What can we learn from Seattle? You always want to be able to take away lessons from huge misses like this, even if the Kraken’s particular circumstances aren’t likely to be replicated in the near future.
The first is a reminder that goaltending is prediction poison. There was no reasonable way to anticipate that Grubauer would go from overrated but above-average starter to playing like an ECHL walk-on this season. It was always an extremely remote possibility, but in models designed to project the most probable outcome it was never going to be possible to factor it in. We know goaltending performance is unpredictable to the point of near-randomness, we know it’s the most likely variable to throw everything in the trash, and yet it’s also by far the factor that can most influence a team’s results.
The second is the importance of coaching. The way a coach chooses to implement a system and the way players fit in that system aren’t neat and tidy. There’s a reason that player models like Wins Above Replacement aim to measure player performance and not innate skill - if a player is instructed to do something that does not maximize his skillset, the results will reflect that. Adding an interpretive element when thinking about teams and systems can help, but that’s not a silver bullet either, since it adds more subjectivity and noise, and frankly we also can’t predict tidily what coaches are going to do (consider all of the fans who thought Darryl Sutter was a dinosaur who was going to turn the Flames into a dump and chase goon squad). This especially applies to special teams, where public models are the most blind and structure is the most strictly imposed.
But there’s one more nuanced one, which is the problem of looking at standings points as a monolithic number and ignoring the process and components that lead to them. It might be cathartic to see the smug stats nerds fall flat on their faces and universally get owned by this team sucking, and I won’t deny anybody the pleasure. Even if you cast aside the goaltending as pure noise, the fans were more right about this team than the models were.
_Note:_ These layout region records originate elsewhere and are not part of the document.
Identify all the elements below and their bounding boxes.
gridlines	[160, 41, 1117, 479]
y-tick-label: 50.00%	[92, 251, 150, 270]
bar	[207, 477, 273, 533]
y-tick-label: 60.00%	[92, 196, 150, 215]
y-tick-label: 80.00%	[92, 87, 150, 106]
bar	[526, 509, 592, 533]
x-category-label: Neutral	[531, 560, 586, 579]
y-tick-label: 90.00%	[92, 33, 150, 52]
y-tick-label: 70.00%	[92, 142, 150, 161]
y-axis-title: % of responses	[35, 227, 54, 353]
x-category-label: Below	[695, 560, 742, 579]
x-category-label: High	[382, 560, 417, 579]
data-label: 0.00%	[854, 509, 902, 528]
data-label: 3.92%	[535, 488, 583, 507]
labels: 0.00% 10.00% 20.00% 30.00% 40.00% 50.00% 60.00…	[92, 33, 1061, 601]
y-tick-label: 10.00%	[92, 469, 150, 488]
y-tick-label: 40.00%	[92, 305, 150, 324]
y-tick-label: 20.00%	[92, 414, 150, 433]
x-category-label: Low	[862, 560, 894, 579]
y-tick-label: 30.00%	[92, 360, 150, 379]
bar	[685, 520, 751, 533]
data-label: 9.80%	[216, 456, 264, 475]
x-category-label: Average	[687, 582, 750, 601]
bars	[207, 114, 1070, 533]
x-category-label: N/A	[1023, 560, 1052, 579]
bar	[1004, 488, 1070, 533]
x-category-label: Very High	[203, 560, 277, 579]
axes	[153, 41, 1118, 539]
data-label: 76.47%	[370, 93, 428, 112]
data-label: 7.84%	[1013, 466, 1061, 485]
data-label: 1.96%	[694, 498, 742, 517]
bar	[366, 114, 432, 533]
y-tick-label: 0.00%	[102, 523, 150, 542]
But plenty goes into a team’s performance apart from innate skill, things that can be considered the most “probable” outcome, and things that can be gleaned from the past performances of the players. There are things the stats can’t capture, and there are things the eye test can’t capture. The analysts trusted their models on Seattle because they had been less wrong than everybody else in the past, and they got burned. Huge misses like this are a good reminder that everyone is always wrong about predicting what will happen in this stupid, amazing sport, and all we can hope for is to be a bit less wrong.